HC Deb 23 March 1885 vol 296 cc219-20

asked the Chief Secretary to the Lord Lieutenant of Ireland, Whether District Inspector Davis, R.I.O. Castleisland, swore, at the inquest on the body of Denis Murphy, that from the first he did not believe the case was one of outrage, but that the shot had been fired from a constable's rifle; and, if so, why he reported the case to the county inspector as being one of outrage, why he made an affidavit to procure the arrest of innocent men, and why he caused the remand of those men in custody; whether both the constables concerned persisted for some time in denying that they had been in Murphy's house that night; whether the notes of evidence at the coroner's inquest will be laid upon the Table; whether his attention has been called to the remarks of the Lord Chief Baron, at Tralee, on the 13th inst., in his charge to the Grand Jury of Kerry, who declared that, apart from the question whether Murphy was wounded by accident, there could be no doubt that a very grave crime against the administration of justice had been committed; that there is nothing more calculated to shake confidence in the administration of justice than that members of the Constabulary force should lend themselves to what had been done in that melancholy case; and that he regretted, and deemed it unfortunate, that no bill had been presented to the Grand Jury in reference to the matter, so that the most searching investigation should be given to what appeared to him to be the very grievous misdemeanor of endeavouring to defeat, delay, or impede the administration of justice; why the Crown did not present to the Kerry Grand Jury a bill in respect of this offence; and, what will now be done in the ease?
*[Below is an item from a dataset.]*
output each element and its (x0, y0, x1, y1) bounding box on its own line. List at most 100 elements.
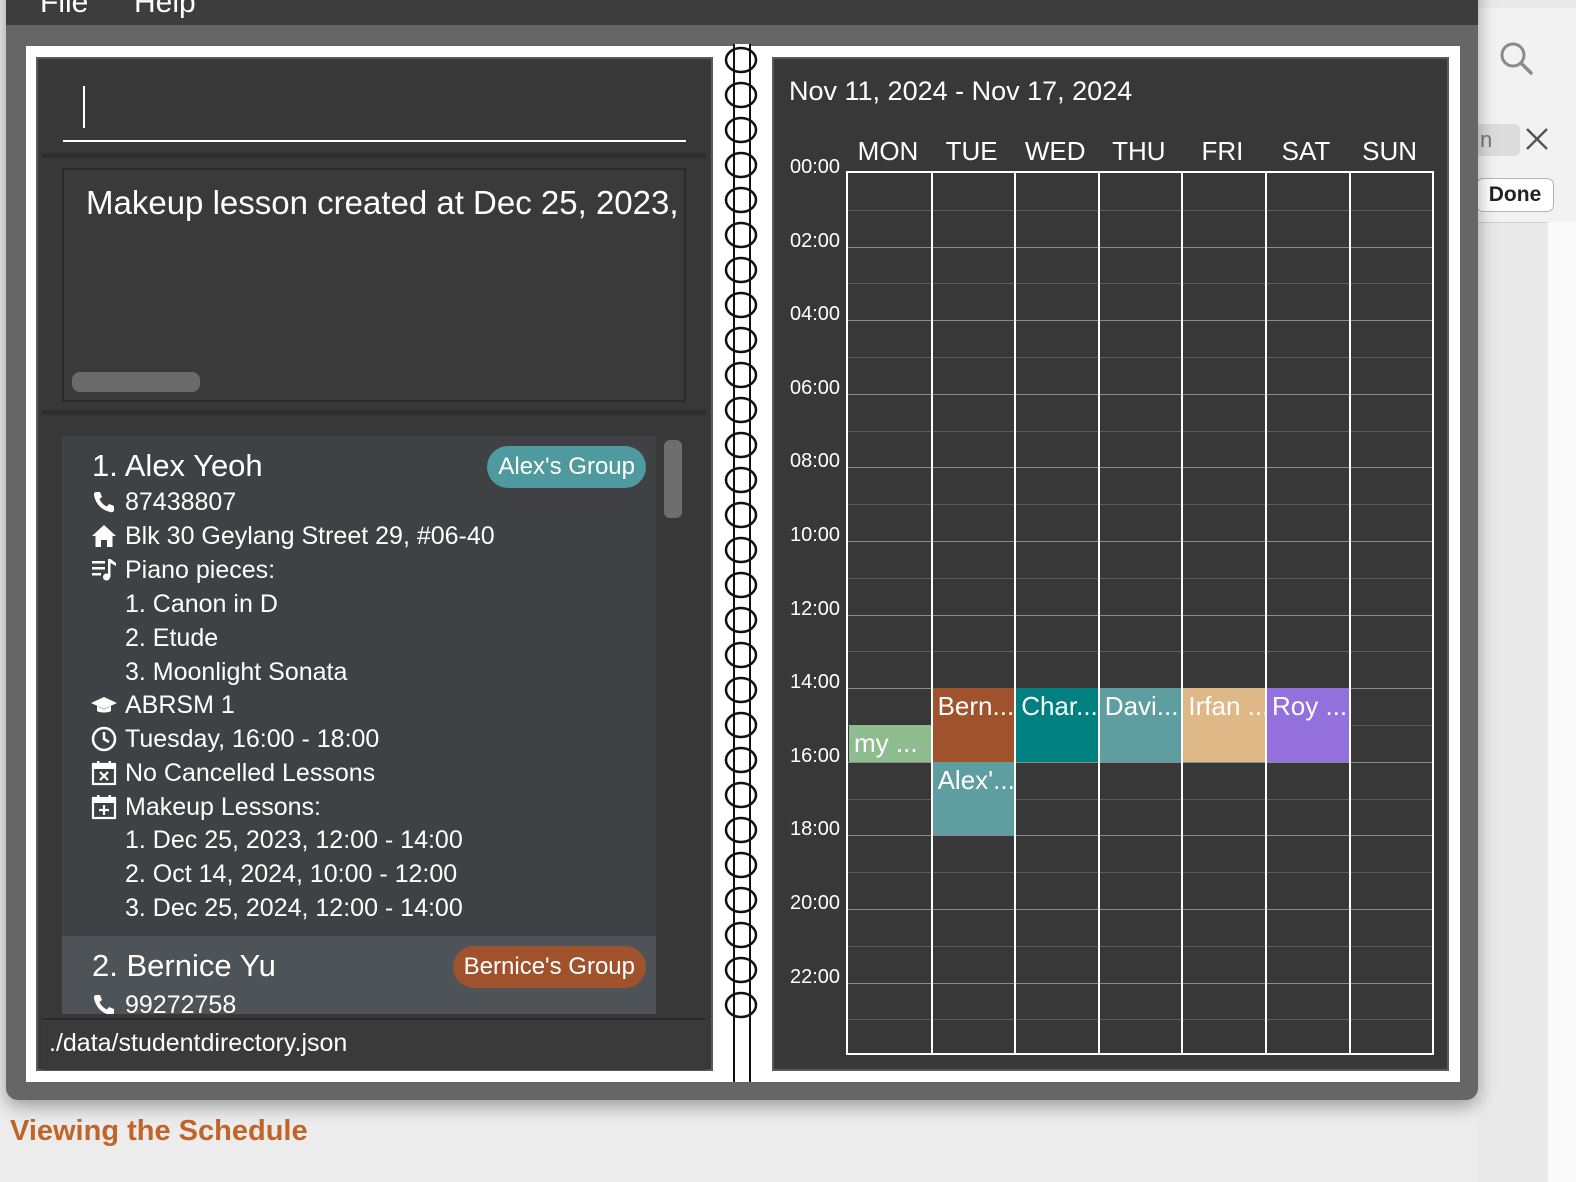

District Inspector Davis did not swear at the inquest that, from the first, he did not believe the case was one of outrage. He stated that the surroundings did not strike him as being those of a genuine outrage. From the report of the constables, which was positive and unequivocal, he, in the discharge of his duty, reported to the County Inspector the case as communicated to him. He afterwards, from personal examination, satisfied himself that the case was not one of outrage. He did not make an affidavit to procure an arrest, nor did he cause any remand. The arrest was made by constables in his absence, and the remand was on their information. The constables did, for some time, persist in denying that they had been in Murphy's house, and this was one of the reasons for their dismissal. There is no objection to lay upon the Table the notes of the evidence at the inquest. The Lord Chief Baron did express himself to the effect stated. The charge of manslaughter was only dismissed on the 10th of March, and there was not then time to present a further charge to the Grand Jury at Tralee. A prosecution of another kind will now be instituted.